安楓俯首在地,張馳朝葉疏衍拱手作揖,他心知這是葉疏衍在跟安楓耍玩笑,鬥膽替安楓解圍,“殿下。安楓乃皇後親自替殿下選出來的内侍,此事他孩童心性。再者,安楓此言在理。勝将歸京,若無陛下旨意,殿下身為皇子怎可不去?”
葉疏衍聞言,“此事揭過罷。”揮手讓他們退下。
安楓走時,默了默,最終還是小聲道:“殿下,宮宴時陛下會親賜孫小姐和孫少将軍新的職位。”
葉疏衍隻靜默地扶着欄杆,閉上眼睛。
片刻,安楓從膳房端來藥茶。此時葉疏衍早無倦意,披着大氅端坐在書桌前看戶部的呈報。
“殿下。”
“端過來吧,省的你們淨替我優慮。”葉疏衍聲音溫和,若忽略他一副病态的臉,模樣也甚是英氣。葉疏衍接過藥湯,聞着有些苦澀,但還是忍着那股藥味喝盡藥湯。

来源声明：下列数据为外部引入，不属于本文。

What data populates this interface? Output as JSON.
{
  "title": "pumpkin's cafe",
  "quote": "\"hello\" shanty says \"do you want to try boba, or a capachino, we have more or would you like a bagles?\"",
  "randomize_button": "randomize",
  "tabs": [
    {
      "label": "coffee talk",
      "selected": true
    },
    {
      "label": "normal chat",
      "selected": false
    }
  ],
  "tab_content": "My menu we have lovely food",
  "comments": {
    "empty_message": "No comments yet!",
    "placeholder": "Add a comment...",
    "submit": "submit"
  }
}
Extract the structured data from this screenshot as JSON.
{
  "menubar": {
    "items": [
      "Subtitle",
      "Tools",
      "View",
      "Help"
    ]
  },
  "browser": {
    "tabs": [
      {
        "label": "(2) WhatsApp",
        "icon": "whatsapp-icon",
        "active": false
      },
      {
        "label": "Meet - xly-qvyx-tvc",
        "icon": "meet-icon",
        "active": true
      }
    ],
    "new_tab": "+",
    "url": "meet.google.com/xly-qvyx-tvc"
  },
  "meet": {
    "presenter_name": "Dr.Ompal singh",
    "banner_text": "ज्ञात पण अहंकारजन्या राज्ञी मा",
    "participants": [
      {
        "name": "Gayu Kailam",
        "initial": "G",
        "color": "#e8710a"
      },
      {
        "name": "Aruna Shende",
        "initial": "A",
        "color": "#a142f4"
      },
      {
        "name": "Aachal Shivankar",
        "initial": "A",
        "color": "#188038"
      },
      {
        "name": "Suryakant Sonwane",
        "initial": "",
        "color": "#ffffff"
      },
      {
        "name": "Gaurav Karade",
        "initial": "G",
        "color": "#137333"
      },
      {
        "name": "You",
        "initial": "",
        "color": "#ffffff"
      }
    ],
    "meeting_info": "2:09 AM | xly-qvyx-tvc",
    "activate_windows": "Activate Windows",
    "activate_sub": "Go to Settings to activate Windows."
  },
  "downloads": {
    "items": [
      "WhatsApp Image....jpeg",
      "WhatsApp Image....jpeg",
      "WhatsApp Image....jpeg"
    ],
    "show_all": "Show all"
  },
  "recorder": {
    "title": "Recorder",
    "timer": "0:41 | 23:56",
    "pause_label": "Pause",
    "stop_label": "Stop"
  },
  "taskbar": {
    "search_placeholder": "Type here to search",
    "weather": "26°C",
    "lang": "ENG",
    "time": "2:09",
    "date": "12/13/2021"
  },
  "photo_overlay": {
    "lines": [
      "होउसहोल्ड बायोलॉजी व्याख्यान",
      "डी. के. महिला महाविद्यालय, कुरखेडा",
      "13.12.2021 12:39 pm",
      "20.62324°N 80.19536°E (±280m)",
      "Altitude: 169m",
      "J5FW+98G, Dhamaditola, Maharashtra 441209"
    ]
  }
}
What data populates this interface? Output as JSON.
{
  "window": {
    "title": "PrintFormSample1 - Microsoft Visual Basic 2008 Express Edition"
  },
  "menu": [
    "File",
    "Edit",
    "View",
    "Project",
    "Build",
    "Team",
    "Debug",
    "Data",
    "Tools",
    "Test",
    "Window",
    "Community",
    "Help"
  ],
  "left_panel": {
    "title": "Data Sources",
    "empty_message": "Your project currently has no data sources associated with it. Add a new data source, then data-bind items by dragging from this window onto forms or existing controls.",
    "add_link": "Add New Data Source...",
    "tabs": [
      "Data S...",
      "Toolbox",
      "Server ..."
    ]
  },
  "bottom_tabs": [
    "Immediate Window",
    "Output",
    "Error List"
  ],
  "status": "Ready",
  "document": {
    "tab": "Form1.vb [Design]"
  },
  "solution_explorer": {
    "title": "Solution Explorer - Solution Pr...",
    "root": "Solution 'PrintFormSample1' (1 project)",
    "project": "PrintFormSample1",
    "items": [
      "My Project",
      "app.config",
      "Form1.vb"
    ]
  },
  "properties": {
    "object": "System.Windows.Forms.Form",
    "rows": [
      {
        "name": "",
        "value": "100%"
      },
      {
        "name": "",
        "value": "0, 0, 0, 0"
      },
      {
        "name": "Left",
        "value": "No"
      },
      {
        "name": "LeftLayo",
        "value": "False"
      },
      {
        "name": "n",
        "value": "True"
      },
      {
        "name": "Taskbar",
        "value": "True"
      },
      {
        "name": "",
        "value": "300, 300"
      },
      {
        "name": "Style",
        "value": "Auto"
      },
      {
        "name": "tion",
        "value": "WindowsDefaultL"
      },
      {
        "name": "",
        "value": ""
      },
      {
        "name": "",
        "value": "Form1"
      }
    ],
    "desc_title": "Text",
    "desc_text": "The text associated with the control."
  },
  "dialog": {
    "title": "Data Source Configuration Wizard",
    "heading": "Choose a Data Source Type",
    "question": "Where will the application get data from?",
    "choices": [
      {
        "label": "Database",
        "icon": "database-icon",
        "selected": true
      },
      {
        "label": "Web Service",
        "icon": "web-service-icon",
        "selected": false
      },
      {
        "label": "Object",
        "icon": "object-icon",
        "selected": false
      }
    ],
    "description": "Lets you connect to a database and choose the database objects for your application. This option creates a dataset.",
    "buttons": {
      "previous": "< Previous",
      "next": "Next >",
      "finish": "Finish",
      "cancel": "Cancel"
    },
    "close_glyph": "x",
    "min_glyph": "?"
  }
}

耳邊突然響起道溫婉的聲音。“鶴之,喝藥,喝完吃蜜餞就不苦啦。”朦朦胧胧,不甚清晰。
待安楓将藥碗端走後,葉疏衍看着屋外是天色。鳳甯宮的方向皚皚白雪,看不清晰,就像他朦朦胧胧的記憶。
臘月,母後的忌日快到了。
臘月,天氣越發寒冷。
少将歸朝,宮中設宴。
因是大宴,朝臣命婦都聚在一塊。皇帝及衆皇子妃嫔并未到齊。孫承梧與孫韫棠等在偏殿,他們需得等着皇帝的宣召才可入殿落座。
孫韫棠手中抱着個湯婆子斜靠在偏殿一側,身側的少年出聲提醒,“這兒是皇宮,一會陛下和貴妃娘娘進殿會從這經過進殿。”
聞言,孫韫棠目光瞥了瞥守在殿門外的侍衛,站直了身子。
廊外陸陸續續傳來太監宣各皇子公主進殿的聲音。
此時一抹身影在轉角處出現,少年身着玉白朝服,袖口處繡有金線祥雲,腰間佩戴一枚翡翠玉佩,顯然是位皇子。
少年察覺有道打量目光,他順着方向看去。這個時辰在偏殿的,應當是回京述職的孫少将軍和孫家姑娘。
因是逆光,葉疏衍看不清模樣,隻是朝着那方向露出淺淺的笑意。
“五皇子。”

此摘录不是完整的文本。